O senso comum em assuntos políticos pode ser descrito como um “positivismo midiático”, para o qual apenas o que está exposto e registrado nos grandes meios de comunicação, assim como o que é coerente com tal cânon, é digno de consideração. Deve-se dizer que o repertório de informações e opiniões formado dentro de tão estreitos limites, necessariamente adere a uma série de pressupostos que não apenas organiza mas simplifica grosseiramente o conteúdo que circula. São esquemas abstratos rígidos que concatenam ideias, discursos, personagens, grupos e ações sem qualquer margem para a contradição, ou seja, sem riscos de que o cenário se torne perigosamente complexo.  Num tal universo, a política só se deixa julgar pelos critérios do Direito e da Economia, que parecem orientados por algo de objetivo. Não sendo criminoso nem levando uma sociedade à falência, um Governo parece ter mérito em sua função administrativa. Mas igualmente quando o governo é corrupto e quebra a economia do país, a crítica parece tampouco enxergar algo além de criminalidade genérica e erros técnicos de uma gestão.

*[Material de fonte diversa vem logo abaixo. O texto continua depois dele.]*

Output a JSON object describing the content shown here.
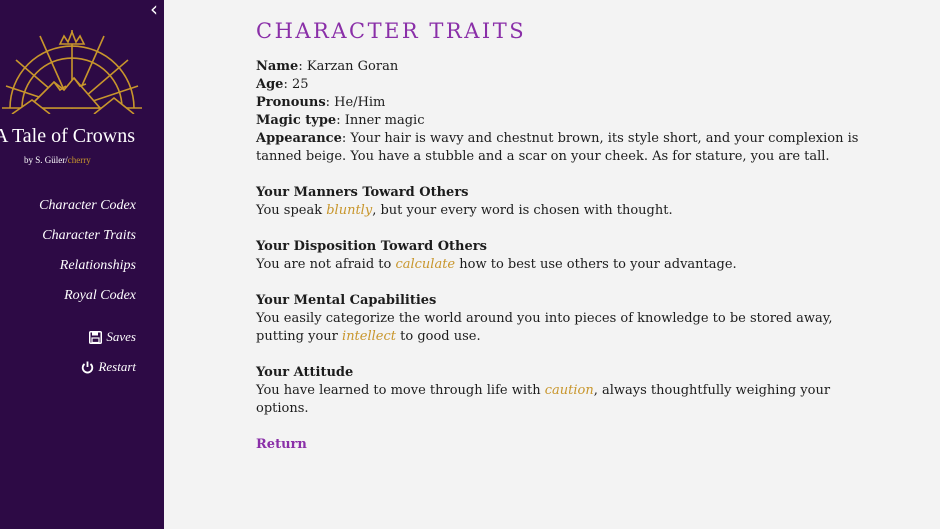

Referido senso comum, além de fiscalizar o desempenho econômico e os escândalos de corrupção, é guiado exclusivamente por discursos e personagens, a partir dos quais compreende tudo o mais por simples associação. Do ponto de vista eleitoral, parece um paraíso, já que tudo depende da marca do candidato, com imagem e retórica personalizados para o seu eleitor. Do ponto de vista da análise política e dos debates públicos, é insatisfatório e até pueril. Qual a medida do poder efetivo exercido pelo chefe do executivo, pelo parlamento e pelas instituições de um país? E pela elite econômica, pelos militantes, pelo “imperialismo yankee” ou pelo Vaticano? O personalismo-padrão e a demagogia das celebridades políticas não pode responder tais perguntas, exceto por via de narrativas falaciosas e mesmo totalmente mentirosas, mas que soam convenientes para justificar sua atividade pública.

Supondo coerência simples entre idéias, pessoas e práticas, apenas um L.C. Prestes se poderia classificar como comunista. Qual seu discurso? Marxismo-leninismo. Qual sua meta? A ditadura do proletariado, com direito a praticar a censura e o que mais for necessário para estabilizar a nova classe que tomou de assalto o poder. Ele pode até adaptar a análise da conjuntura e elaborar propostas realistas para um contexto de “democracia burguesa”, mas jamais iria maquiar suas intenções. Porém, se ao invés de Lenin, Prestes tivesse seguido as ideias de outro marxista, Gramsci, ou se tivesse passado por um “banho de marketing” para modernizar discurso e imagem numa linha Duda Mendonça ou João Santana, taxado de louco seria todo que o julgasse comunista, pois o jargão bolchevique seria abandonado.

Simples seria se a Ideologia fosse a tese geral que envolve uma concepção de sociedade e um modelo do estado, tal perspectiva se expressasse no discurso de líderes e militância, e a conduta de um governo eleito realizasse tal programa anunciado de antemão. Mas tal simplicidade ignora que a Ideologia unifica e mobiliza militância partidária, o discurso oficial é direcionado à “opinião pública” e tem fins eleitorais, enquanto as ações de um governo podem ter o único sentido de aumento do próprio poder. Encontrar continuidade entre tais momentos do processo seria um milagre.

Mas é à falta de coerência entre marxismo, discurso oficial do PT e suas ações como governo federal, que apelam aqueles que convictamente rechaçam o rótulo de “comunistas”, ou mesmo de “esquerda”, para tal partido. Já na abordagem de Olavo de Carvalho, este se refere ao pertencimento a uma organização internacional quando emprega a noção de comunista para descrever pessoas e grupos, algo facilmente verificável pela consulta a informações sobre o Foro de SP, como seus partidos-membros e agenda para toda a América Latina registrada nas atas de suas reuniões. A partir deste horizonte, outro sentido adquire a corrupção e o desastre econômico brasileiro, o que nos aproxima do que está em jogo na política real. Mas do ângulo do senso comum vigente, isto não passa de imaginação fantástica.